You live in a radically different threat-asset environment than healthcare 
I can tell.  In our environment the SSH process would do fine for about 
half the users, and the official root CA approach is appropriate to about 
0% of the users.  The value of using the certificates for all of them is 
software development.  Certificates are a widely supported mechanism in 
most security libraries.  There is no comparable alternative for a 
standard format.  The half of our world that deals with authentication out 
of band can use certificates and ignore all the extraneous infrastructure. 
 Out of band mechanisms are very significant in healthcare.  We have all 
sorts of patient safety issues that must be managed.  For example, any 
hardware change (even just a board swap) can require safety retesting for 
patient contact devices.  Adding machine identification and authentication 
to that process is a low cost addition.  It's much cheaper than building 
up a suitable PKI infrastructure for the smaller sites.

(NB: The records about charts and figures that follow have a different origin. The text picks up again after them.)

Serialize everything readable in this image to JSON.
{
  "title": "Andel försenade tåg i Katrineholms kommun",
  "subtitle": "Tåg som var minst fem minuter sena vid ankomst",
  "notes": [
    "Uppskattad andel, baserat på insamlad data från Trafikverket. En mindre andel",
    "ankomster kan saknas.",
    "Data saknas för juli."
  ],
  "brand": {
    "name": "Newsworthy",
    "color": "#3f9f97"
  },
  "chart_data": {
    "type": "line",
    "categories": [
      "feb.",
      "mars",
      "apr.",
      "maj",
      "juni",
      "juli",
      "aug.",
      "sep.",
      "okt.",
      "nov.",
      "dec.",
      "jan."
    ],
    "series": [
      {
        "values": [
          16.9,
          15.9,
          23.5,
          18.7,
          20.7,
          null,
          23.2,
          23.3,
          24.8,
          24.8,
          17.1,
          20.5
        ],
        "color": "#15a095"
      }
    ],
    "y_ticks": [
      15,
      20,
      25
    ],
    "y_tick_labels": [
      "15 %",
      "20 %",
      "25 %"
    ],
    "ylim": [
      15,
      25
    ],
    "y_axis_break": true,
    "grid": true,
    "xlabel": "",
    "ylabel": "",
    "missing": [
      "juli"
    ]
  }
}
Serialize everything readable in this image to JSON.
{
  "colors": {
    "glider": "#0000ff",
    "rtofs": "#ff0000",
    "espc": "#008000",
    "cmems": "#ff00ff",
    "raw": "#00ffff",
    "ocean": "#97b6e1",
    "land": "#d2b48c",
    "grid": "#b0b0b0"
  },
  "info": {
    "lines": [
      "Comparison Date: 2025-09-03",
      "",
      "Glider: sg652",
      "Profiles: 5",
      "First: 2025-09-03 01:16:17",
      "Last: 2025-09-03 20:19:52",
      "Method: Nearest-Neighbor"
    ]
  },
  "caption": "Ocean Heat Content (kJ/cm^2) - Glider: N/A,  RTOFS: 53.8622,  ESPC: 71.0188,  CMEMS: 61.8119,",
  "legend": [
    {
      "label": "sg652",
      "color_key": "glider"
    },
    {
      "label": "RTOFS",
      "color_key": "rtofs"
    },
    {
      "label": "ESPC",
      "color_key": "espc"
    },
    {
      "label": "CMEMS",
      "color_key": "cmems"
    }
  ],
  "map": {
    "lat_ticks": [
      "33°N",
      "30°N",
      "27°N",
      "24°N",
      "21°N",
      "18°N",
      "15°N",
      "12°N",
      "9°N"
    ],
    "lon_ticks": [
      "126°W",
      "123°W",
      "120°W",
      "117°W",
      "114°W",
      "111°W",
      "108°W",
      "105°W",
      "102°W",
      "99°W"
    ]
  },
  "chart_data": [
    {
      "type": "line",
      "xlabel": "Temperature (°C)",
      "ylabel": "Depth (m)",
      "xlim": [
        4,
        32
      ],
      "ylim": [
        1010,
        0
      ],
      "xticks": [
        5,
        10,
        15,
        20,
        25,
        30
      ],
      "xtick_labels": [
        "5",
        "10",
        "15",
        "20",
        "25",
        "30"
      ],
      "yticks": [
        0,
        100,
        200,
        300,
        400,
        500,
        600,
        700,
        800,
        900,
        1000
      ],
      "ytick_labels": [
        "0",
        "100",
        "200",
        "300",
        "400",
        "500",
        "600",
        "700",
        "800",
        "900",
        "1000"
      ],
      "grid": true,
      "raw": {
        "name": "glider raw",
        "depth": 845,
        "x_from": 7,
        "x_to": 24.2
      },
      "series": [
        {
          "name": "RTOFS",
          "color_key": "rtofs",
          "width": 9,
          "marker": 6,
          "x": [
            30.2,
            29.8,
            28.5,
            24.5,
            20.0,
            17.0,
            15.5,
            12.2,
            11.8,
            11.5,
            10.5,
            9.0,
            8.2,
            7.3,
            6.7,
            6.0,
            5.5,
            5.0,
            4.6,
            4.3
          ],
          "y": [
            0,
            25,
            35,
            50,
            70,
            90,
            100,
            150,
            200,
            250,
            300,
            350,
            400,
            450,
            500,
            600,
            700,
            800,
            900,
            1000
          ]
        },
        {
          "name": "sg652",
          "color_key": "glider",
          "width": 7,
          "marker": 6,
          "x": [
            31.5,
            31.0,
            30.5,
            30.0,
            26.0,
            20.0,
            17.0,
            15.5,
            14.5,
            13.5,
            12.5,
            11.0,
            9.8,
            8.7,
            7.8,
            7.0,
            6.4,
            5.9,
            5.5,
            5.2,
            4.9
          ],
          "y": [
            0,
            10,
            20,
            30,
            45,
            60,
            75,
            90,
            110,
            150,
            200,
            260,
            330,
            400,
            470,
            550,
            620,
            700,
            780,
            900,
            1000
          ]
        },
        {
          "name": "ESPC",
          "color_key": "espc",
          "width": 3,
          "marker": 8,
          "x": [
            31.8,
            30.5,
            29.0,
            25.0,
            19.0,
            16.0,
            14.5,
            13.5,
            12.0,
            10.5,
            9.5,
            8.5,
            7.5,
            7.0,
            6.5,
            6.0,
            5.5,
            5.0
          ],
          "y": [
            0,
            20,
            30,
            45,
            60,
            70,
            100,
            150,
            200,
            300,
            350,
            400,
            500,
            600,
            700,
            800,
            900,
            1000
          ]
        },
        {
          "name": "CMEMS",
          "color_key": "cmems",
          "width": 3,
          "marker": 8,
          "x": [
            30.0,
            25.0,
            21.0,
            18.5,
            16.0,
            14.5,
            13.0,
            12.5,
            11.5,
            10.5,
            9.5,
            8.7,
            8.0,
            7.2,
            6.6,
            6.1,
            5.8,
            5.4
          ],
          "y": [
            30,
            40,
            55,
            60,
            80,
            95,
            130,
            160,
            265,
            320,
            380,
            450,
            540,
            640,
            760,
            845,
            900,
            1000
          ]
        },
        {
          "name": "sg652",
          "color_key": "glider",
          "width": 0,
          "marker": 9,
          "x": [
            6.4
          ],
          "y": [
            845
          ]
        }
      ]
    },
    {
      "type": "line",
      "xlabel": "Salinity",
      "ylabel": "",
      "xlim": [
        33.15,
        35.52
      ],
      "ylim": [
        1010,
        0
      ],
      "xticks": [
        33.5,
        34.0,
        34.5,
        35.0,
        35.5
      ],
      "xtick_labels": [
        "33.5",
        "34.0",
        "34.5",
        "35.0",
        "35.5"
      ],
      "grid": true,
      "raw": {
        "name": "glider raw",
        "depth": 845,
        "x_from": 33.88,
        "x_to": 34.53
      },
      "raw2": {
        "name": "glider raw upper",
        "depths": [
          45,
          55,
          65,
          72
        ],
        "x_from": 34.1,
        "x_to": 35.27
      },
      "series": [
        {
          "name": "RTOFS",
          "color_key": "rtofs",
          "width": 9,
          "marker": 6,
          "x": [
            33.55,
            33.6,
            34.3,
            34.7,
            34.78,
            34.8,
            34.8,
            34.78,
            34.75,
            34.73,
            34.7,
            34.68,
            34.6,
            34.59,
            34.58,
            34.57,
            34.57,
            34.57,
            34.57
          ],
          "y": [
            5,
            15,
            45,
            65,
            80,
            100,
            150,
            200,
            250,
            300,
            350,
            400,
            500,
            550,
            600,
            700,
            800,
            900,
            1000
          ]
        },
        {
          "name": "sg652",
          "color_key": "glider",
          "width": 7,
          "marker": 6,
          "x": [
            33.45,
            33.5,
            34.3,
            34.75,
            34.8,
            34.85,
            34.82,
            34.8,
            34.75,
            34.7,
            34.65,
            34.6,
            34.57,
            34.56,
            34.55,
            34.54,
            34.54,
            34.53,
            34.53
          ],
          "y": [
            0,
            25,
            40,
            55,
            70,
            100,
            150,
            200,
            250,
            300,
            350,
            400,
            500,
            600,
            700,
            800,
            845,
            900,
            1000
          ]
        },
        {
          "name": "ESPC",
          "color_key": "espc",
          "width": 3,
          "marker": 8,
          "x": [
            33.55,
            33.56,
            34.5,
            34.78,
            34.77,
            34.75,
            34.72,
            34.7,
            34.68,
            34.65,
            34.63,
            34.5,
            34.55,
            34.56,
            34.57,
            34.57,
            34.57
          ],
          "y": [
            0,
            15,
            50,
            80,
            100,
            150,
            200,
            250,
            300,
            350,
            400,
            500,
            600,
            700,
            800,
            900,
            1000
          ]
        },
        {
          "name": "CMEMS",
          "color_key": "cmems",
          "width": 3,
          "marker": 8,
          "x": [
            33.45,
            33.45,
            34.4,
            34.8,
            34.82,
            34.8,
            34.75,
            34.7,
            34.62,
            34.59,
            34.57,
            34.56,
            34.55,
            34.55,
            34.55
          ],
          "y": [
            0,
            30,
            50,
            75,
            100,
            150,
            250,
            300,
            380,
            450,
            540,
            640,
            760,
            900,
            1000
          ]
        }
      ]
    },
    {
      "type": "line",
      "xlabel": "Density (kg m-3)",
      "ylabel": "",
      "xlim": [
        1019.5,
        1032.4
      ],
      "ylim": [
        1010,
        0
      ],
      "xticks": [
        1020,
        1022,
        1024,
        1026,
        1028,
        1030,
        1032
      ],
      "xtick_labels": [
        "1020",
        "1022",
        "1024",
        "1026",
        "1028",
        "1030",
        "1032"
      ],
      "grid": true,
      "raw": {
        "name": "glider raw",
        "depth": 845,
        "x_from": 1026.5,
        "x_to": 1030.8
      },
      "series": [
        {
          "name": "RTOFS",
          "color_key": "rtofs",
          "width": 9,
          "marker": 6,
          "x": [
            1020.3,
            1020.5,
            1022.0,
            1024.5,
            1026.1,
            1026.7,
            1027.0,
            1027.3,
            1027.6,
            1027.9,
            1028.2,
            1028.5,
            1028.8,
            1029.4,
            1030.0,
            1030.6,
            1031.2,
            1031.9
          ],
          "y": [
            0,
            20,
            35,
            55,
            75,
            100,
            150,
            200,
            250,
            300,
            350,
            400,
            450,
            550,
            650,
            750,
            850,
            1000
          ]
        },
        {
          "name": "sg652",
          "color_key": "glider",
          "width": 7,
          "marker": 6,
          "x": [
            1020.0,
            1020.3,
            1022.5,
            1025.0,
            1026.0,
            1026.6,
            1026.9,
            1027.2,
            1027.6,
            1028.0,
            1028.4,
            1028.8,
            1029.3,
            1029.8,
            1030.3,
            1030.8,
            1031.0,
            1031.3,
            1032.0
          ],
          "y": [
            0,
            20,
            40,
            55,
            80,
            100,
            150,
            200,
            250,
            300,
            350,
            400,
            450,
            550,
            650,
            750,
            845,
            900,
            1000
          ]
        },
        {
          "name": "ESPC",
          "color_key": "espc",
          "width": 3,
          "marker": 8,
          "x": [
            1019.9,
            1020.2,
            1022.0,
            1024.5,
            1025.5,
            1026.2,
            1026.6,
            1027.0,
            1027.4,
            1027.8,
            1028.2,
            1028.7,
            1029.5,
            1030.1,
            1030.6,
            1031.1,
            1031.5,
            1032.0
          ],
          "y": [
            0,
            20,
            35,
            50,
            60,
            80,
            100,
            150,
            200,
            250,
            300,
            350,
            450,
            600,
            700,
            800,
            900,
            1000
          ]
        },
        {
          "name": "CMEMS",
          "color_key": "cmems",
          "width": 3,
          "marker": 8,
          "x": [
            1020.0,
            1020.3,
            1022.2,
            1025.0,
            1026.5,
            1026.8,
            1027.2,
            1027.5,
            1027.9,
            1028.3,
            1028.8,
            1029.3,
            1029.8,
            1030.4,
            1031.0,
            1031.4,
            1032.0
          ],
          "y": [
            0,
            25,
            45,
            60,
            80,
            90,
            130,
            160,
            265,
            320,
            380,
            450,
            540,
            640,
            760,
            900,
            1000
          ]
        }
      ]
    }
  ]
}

The official root CA approach is a non-starter because in the other half 
of our world where chain of trust does make sense, the usual root CAs 
haven't a clue.  Do you really think that Verisign knows whether that PC 
in my local hospital has been configured for the admitting clerk's desk or 
for the surgical suite?  They do not and they do not want to keep track of 
that information.  There is a completely different chain of trust used in 
hospitals and clinics.  The trusted anchor is part of the hospital and 
clinic organization.  It coordinates with the Bio-med department regarding 
device allocation.  It does know what machines are assigned where and for 
what purposes.

In healthcare you pick a trusted anchor that knows these things.  It will 
not chain outside the healthcare organization.  This organization might be 
rather large when you get into various national health systems, but the 
anchor is within the healthcare system.